UK scientists achieve much-awaited “first plasma” in a bid to produce clean energy via fusion reaction
11/05/2020 // Virgilio Marin // Views

The promise of a cleaner, more abundant supply of energy gets a huge lift as scientists from the Culham Center for Fusion Energy in the U.K. achieved "first plasma" using the experimental fusion reactor, Mega Ampere Spherical Tokamak (MAST) Upgrade.

The scientists powered the MAST Upgrade on Oct. 29 after seven years of development. For the first time, they were able to demonstrate that the components of the fusion reactor could heat hydrogen gas into the plasma phase of matter.

The achievement marks a significant step toward harnessing clean energy from fusion reactors, something that scientists have been working on for several years. The findings from the experiment have direct applications for the development of fusion power plants.

“Backed by £55 million of government funding, powering up the MAST Upgrade device is a landmark moment for this national fusion experiment,” said Parliamentary Secretary Amanda Solloway of the U.K.’s Department for Business, Energy and Industrial Strategy (BEIS). The project was funded by BEIS’s Engineering and Physical Sciences Research Council.

Fusion reactor can bring cleaner, abundant energy

Stars are powered by natural fusion reactions. Light hydrogen isotopes combine under extreme temperature and pressure, forming helium and releasing an enormous amount of energy. This process, however, can also be achieved by creating a ring of charged, super-hot plasma. The plasma is held in place by devices like tokamaks, which use magnetic fields to contain plasma and harness the reactions occurring inside it.

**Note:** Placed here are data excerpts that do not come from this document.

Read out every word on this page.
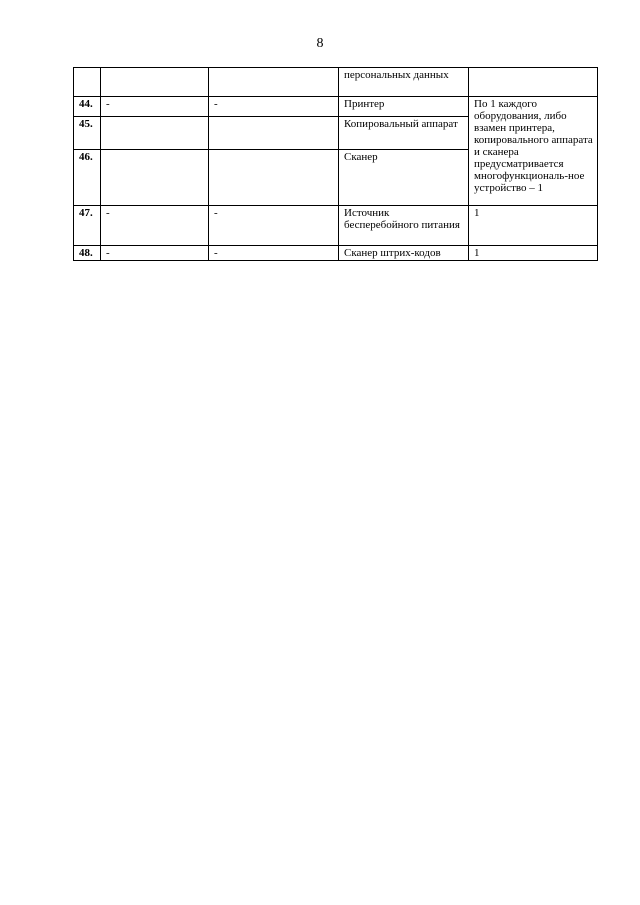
8
			персональных данных	
44.	-	-	Принтер	По 1 каждого оборудования, либо взамен принтера, копировального аппарата и сканера предусматривается многофункциональ-ное устройство – 1
45.			Копировальный аппарат	
46.			Сканер	
47.	-	-	Источник бесперебойного питания	1
48.	-	-	Сканер штрих-кодов	1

The MAST Upgrade, a refinement of a previous experimental tokamak called MAST, has an advanced spherical shape that’s expected to enhance the efficiency and performance of fusion reactors. With 90 percent new hardware, the reactor is capable of producing greater amounts of heat and stronger magnetic fields and plasma currents than MAST.

In their test-run, the researchers were able to produce plasma heated to around 1.8 million degrees. The reactor, according to the researchers, can eventually bring plasma to 10 times this temperature.

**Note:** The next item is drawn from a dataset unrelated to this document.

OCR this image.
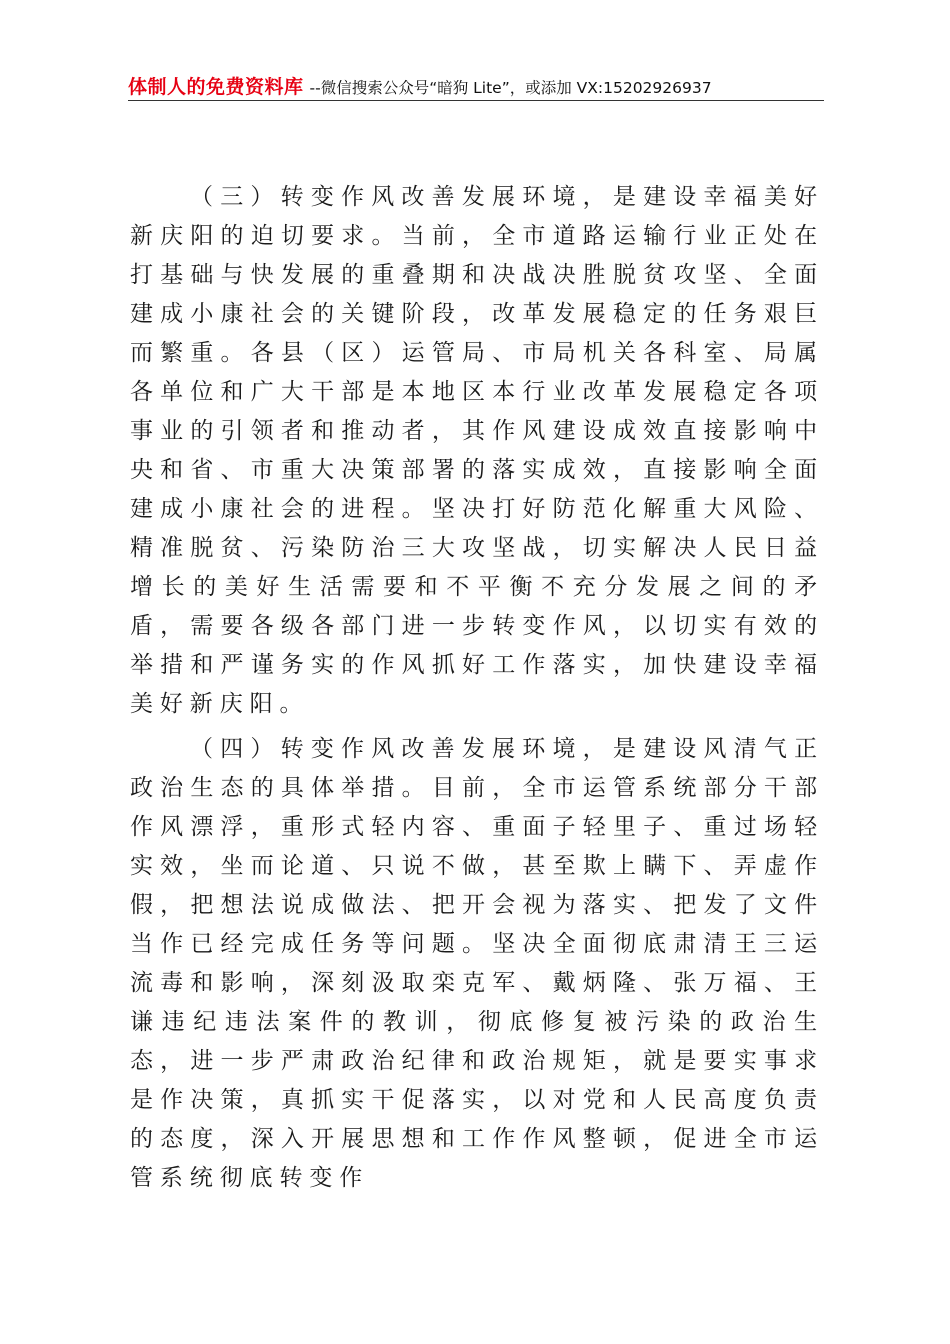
体制人的免费资料库 --微信搜索公众号“暗狗 Lite”，或添加 VX:15202926937

（三）转变作风改善发展环境，是建设幸福美好新庆阳的迫切要求。当前，全市道路运输行业正处在打基础与快发展的重叠期和决战决胜脱贫攻坚、全面建成小康社会的关键阶段，改革发展稳定的任务艰巨而繁重。各县（区）运管局、市局机关各科室、局属各单位和广大干部是本地区本行业改革发展稳定各项事业的引领者和推动者，其作风建设成效直接影响中央和省、市重大决策部署的落实成效，直接影响全面建成小康社会的进程。坚决打好防范化解重大风险、精准脱贫、污染防治三大攻坚战，切实解决人民日益增长的美好生活需要和不平衡不充分发展之间的矛盾，需要各级各部门进一步转变作风，以切实有效的举措和严谨务实的作风抓好工作落实，加快建设幸福美好新庆阳。

（四）转变作风改善发展环境，是建设风清气正政治生态的具体举措。目前，全市运管系统部分干部作风漂浮，重形式轻内容、重面子轻里子、重过场轻实效，坐而论道、只说不做，甚至欺上瞒下、弄虚作假，把想法说成做法、把开会视为落实、把发了文件当作已经完成任务等问题。坚决全面彻底肃清王三运流毒和影响，深刻汲取栾克军、戴炳隆、张万福、王谦违纪违法案件的教训，彻底修复被污染的政治生态，进一步严肃政治纪律和政治规矩，就是要实事求是作决策，真抓实干促落实，以对党和人民高度负责的态度，深入开展思想和工作作风整顿，促进全市运管系统彻底转变作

Once the technology is fully developed, fusion reactors are expected to improve power generation. For instance, a fusion reactor can produce around four times the amount of energy produced by a conventional fission reactor – the device used in nuclear power plants today.

What’s more, fusion reaction creates no long-lived nuclear waste, with its major by-product being helium – an inert, non-toxic gas. (Related: Turning heat into electricity: Engineers are working on technology that will harvest clean energy from pavement.)

The next step for the scientists is to test a key feature of the MAST Upgrade, an exhaust system called the Super-X divertor. Divertors are responsible for extracting excess heat from the plasma. This excess heat could damage the reactor’s components, increasing operation costs.

The researchers hope to address this issue through Super-X. It’s expected to bring a 10-fold heat reduction compared to what was achieved using current divertors. Should Super-X prove effective, it will make fusion power more affordable.

MAST Upgrade pivotal for other fusion facilities

The MAST Upgrade is meant to lead up to the Spherical Tokamak for Energy Production (STEP), the U.K.’s first prototype fusion power plant. This government-funded project is planned to be completed by 2040 and will have the same spherical shape as the MAST Upgrade.

“MAST Upgrade will take us closer to delivering sustainable, clean fusion energy,” said Ian Chapman, the chief executive officer of the U.K. Atomic Energy Authority.

“This experiment will break new ground and test technology that has never been tried before,” Chapman added.

The ongoing experiments on the MAST Upgrade will also inform the development of the world’s largest nuclear fusion facility, the International Thermonuclear Experimental Reactor (ITER).

ITER is a joint collaboration by several nations, including the U.S., China, Japan, Russia and member countries of the European Union. The reactor, which is currently being assembled in France, costs around $65 billion and is expected to start delivering energy by 2035.